Aber wie ist es denn nun um die Explikationskraft des Begriffes der Menschenwürde bestellt, der nun eine Ausrichtung an den Geboten Gottes und der bisherigen Morallehre der Kirche substituieren soll? Ist das, was der Menschenwürde entspricht oder ihr widerspricht, etwas objektiv Feststellbares oder nur ein subjektives Geschmacksurteil? Wenn eine Frau urteilt, die Prostitution widerspräche ihrer Würde als Mensch und eine andere, daß die Prostitution der Menschenwürde nicht widerspräche, sodaß sie diesen Beruf ausübt, ist dann eines der beiden Urteile unwahr oder sind beide nur subjektiv für die jeweilige Frau wahr?

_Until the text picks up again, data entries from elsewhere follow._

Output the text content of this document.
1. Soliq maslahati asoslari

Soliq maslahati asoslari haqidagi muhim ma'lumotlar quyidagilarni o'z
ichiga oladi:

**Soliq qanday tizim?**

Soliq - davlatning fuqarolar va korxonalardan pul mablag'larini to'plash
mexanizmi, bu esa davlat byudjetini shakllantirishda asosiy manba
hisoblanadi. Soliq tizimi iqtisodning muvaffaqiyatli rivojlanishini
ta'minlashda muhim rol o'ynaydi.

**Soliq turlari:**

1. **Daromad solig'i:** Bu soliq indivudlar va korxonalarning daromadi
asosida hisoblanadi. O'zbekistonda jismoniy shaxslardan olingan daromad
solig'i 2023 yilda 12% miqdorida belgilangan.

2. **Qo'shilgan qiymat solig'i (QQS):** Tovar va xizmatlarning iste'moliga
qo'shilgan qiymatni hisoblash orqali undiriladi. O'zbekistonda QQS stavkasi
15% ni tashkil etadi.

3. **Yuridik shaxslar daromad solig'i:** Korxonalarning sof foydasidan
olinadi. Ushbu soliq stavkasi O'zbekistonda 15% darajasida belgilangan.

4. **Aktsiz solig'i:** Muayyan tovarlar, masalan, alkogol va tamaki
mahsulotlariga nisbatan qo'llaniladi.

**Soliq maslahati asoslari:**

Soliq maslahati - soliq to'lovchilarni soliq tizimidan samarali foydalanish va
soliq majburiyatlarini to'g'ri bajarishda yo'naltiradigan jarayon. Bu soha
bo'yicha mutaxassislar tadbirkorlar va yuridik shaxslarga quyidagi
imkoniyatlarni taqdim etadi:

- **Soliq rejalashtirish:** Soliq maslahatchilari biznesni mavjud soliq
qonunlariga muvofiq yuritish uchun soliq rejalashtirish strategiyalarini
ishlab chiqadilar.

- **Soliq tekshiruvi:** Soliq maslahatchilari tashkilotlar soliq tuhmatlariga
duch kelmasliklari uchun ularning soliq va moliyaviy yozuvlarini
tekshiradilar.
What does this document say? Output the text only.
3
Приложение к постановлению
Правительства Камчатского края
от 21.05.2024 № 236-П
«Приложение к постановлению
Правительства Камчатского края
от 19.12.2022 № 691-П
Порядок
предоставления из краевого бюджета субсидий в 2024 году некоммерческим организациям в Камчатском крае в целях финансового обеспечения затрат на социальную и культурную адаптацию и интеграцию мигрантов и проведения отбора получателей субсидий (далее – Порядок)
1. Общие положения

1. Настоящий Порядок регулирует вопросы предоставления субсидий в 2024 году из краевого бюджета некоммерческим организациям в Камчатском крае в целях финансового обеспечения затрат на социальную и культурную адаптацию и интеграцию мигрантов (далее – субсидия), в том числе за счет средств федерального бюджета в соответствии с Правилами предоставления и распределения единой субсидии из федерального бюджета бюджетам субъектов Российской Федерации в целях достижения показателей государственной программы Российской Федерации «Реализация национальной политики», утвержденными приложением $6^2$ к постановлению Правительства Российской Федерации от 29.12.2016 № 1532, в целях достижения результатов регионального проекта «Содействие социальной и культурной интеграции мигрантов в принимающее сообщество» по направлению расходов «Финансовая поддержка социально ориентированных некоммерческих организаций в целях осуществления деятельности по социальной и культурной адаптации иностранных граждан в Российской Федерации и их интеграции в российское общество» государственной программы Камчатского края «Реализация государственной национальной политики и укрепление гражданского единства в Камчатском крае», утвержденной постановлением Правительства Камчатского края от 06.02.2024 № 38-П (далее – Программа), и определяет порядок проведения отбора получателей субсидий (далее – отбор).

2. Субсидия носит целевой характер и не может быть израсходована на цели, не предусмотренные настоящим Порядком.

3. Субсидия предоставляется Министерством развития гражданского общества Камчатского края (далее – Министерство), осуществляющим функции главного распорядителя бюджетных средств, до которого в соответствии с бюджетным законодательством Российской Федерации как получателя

Existiert nun im öffentlichen Diskurs eine Instanz, welches der zwei Urteile wahr ist und welche ist das dann oder ist die Beantwortung dieser Frage in das Belieben jedes Einzelnen gestellt? Nun kann jeder seine individuelle Entscheidung mit dem Anspruch verbinden, daß diese auch für andere die Zustimmung verlangt und faktisch werden Moralurteile auch stets mit diesem Geltungsanspruch verbunden vertreten, aber es stellt sich die Frage, mit welchem Recht? Das widerspräche der Menschenwürde, nein das widerspricht ihr nicht, aber wie ist der Wahrheitsgehalt solcher Geltungsansprüche verifizierbar?
In Deutschland sind circa 1,6 Millionen Bürger auf die Armenspeisungen der „Tafel“ angewiesen. Widerspricht das der Würde der Menschen oder soll man urteilen, es entspräche ihr, daß so die Armen auch das Lebensnotwendige erhalten?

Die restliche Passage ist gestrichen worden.